Florida courts favor joint custody based on the underlying belief that children benefit from a frequent and continuing relationship with both parents. Furthermore, parents are considered equally in all custody cases; mothers are not given preference over fathers based on the social concept of maternity.
Timesharing refers to the time both parents spend with a child. This is boiled down to a schedule of overnights as well as how holidays, vacations, birthdays, and other special occasions will be arranged as well as other terms and conditions. In other states, this is called a “parenting plan.”
Custody is divided into:
- Legal custody. This is the ability of a parent to make decisions concerning a child’s education, health care, religious upbringing, and other life matters.
- Physical custody. This relates with whom the child will live. Joint custody can include approximately equal timesharing or other arrangements. One parent is generally designated as the “primary” parent while the other is “secondary.” Sole custody generally only occurs where the court deems that the implicated other parent poses a risk to the child’s safety or wellbeing.
Courts will look at many factors involving the parents and family dynamics when ruling on how custody and timesharing should be arranged.

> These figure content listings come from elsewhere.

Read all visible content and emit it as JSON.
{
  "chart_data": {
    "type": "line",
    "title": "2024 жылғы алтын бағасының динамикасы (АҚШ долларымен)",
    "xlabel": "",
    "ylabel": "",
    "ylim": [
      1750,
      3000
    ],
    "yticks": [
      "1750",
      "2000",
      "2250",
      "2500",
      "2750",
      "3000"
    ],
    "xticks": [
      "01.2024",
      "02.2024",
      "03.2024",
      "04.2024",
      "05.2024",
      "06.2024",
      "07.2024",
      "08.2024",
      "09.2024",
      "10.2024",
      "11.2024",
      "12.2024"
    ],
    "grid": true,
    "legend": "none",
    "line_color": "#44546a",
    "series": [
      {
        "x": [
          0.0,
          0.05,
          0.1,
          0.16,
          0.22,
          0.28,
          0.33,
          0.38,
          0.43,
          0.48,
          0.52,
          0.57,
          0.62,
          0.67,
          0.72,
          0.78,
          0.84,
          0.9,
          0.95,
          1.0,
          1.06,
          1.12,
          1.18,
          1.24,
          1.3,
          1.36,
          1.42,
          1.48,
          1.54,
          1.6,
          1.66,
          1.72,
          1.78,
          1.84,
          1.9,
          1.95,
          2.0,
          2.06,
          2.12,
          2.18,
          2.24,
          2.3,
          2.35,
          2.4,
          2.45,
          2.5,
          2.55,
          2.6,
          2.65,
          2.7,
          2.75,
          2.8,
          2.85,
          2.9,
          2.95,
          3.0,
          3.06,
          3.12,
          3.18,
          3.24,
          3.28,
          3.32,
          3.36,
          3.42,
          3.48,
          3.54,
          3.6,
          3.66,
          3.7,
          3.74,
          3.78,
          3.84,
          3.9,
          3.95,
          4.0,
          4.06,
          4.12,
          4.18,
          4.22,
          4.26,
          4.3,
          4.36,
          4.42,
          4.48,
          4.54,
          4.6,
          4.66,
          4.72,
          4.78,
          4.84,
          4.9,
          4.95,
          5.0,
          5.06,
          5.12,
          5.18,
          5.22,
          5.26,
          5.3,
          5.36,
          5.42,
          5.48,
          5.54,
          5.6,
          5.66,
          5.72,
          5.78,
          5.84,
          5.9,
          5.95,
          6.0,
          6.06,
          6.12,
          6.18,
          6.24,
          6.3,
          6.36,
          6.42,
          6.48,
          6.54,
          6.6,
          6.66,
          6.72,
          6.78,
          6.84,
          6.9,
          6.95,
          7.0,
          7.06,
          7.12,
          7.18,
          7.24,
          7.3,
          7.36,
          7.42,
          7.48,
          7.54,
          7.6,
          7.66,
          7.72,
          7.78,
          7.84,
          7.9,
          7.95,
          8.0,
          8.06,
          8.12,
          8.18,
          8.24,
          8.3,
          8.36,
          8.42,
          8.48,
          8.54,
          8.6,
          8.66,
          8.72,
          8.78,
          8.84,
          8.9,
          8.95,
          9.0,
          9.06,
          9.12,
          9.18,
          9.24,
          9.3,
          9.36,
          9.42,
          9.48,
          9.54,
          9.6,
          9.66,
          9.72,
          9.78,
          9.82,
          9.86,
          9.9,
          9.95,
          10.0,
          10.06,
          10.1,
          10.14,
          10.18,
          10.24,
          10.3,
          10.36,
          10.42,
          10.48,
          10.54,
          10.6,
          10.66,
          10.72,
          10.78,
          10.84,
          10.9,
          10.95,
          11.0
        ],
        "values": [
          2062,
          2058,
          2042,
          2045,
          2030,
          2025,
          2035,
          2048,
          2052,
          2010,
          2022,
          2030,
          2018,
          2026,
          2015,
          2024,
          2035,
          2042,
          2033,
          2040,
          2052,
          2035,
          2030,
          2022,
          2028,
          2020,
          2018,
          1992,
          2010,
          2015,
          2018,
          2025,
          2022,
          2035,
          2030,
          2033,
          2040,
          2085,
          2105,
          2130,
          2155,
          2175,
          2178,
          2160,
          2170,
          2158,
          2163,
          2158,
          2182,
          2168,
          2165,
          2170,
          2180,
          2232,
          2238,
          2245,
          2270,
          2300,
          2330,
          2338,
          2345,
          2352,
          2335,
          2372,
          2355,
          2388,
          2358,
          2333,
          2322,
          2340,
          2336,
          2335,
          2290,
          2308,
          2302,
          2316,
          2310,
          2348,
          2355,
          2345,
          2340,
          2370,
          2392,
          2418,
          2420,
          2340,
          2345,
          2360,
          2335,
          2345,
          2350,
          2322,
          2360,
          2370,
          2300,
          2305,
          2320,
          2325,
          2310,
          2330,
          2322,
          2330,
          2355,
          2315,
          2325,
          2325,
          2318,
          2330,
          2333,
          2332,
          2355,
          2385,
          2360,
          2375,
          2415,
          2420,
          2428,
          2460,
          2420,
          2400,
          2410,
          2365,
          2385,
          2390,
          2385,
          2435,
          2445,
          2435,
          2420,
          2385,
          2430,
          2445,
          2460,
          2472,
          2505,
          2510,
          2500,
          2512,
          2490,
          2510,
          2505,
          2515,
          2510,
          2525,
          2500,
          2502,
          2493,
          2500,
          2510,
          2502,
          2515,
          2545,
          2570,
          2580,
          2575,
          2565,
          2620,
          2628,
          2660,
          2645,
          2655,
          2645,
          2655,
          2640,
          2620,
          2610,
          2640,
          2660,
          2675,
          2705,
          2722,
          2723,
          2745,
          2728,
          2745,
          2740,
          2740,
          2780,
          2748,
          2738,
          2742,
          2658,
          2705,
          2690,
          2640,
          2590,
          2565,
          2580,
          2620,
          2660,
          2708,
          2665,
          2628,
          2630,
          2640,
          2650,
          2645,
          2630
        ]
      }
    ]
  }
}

Under Florida law, relocation of a child who is subject to a court-ordered custody/timesharing plan must meet certain requirements. Such a child may not be relocated more than 50 miles from their home unless the other parent gives written permission. If this occurs, the parents can enter into a mutual agreement concerning a revised timesharing plan that will include transportation arrangements. If the non-moving parent does not agree, a legal procedure must be undertaken in which the matter can be settled in court. The relocating parent will have the burden of proof demonstrating that such a move is in the child’s best interests.